Diesen rechten Terror gab es schon vor dem Anschluss der DDR, brach sich aber im nationalen Taumel der 1990er so richtig Bahn. Rostock-Lichtenhagen, Mölln, Lübeck und Solingen sind nur einige der Orte, an denen in diesem Jahrzehnt Wohnorte von Ausländer*innen brannten und Rechte und „normale“ Deutsche davor feierten. Die Menschen, die bei diesen und anderen Anschlägen ermordet oder verletzt wurden, konnten nicht auf Schutz und Hilfe durch die Polizei hoffen. Solche und weitere Anschläge werden auch heute in erschreckender Häufigkeit verübt (NSU, München-Olympiazentrum, Halle, Hanau). Ähnlich erschreckend ist das Desinteresse, mit dem staatliche Einrichtungen auf die Betroffenen rechten Terrors und ihre Forderungen reagieren.
Auf diejenigen aber, die hinter diesen Anschlägen stehen, geht der Staat großzügig zu und erfüllt ihre Forderungen, etwa durch die faktische Abschaffung des Asylrechts. So ist es Menschen, die nicht aus der EU stammen, seit den 1990ern und nicht zuletzt aufgrund der Dublin-Verordnungen kaum noch möglich, legal nach Deutschland zu migrieren und hier Asylanträge zu stellen. Das gewollte Ergebnis dieser Migrationspolitik sind die Massengräber im Mittelmeer und in der Sahara oder das Internierungslager Moria.

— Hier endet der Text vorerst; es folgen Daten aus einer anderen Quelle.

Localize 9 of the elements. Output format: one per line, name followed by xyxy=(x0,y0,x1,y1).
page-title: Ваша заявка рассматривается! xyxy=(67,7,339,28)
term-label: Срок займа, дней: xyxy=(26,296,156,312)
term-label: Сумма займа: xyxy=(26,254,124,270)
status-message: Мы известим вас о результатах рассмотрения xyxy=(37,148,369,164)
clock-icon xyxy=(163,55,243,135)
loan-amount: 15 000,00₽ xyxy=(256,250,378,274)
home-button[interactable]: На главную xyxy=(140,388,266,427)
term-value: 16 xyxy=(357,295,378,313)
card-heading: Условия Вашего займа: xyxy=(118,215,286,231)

Es gibt also nichts an diesem Staat zu feiern. Der Nationalismus verschleiert, dass wir mit unseren Ausbeuter*innen und Vermieter*innen nichts gemeinsam haben außer einem schwarz-rot-gelben Lappen. Der Nationalismus soll uns dazu bringen, soziale Kürzungen, niedrigere Löhne und Verschlechterungen unseres Lebens im Sinne der nationalen Gemeinschaft bereitwillig hinzunehmen. Und der Nationalismus führt dazu, dass den Menschen, die nicht zu dieser Gemeinschaft gezählt werden, das Leben noch viel mehr zur Hölle gemacht wird.
Anstatt uns weiterhin anhand von Herkunft und Nationalität spalten zu lassen, sollten wir als Arbeiter*innen und zukünftige Arbeiter*innen untereinander solidarisch sein.
Konkret heißt das etwa: Wenn Arbeiter*innen streiken, sollte nicht ihnen ein Vorwurf für etwaige Unannehmlichkeiten gemacht werden, sondern den Chefs, die ihnen höhere Löhne und bessere Arbeitsbedingungen verweigern. Wenn Geflüchtete für ihre Rechte auf die Straße gehen, sollten sie nicht gegen Hartz-IV-Empfänger*innen und Obdachlose ausgespielt werden, sondern bessere Lebensbedingungen für alle, die unter den bestehenden Verhältnissen leiden, erkämpft werden. Wenn Frauen wieder verstärkt an den Haushalt gebunden werden, um die Folgen der Pandemie abzufedern, sollten wir dem solidarische Netzwerke entgegensetzen, die sich kollektiv um Kinder, Pflegebedürftige, die Wäsche und den Haushalt kümmern.
Und wenn im Rahmen der Corona-Krise versucht wird, die wirtschaftlichen Folgen auf den Rücken der Arbeiter*innen abzuwälzen, sollten wir uns in unserem eigenen Interesse dagegen zur Wehr setzen.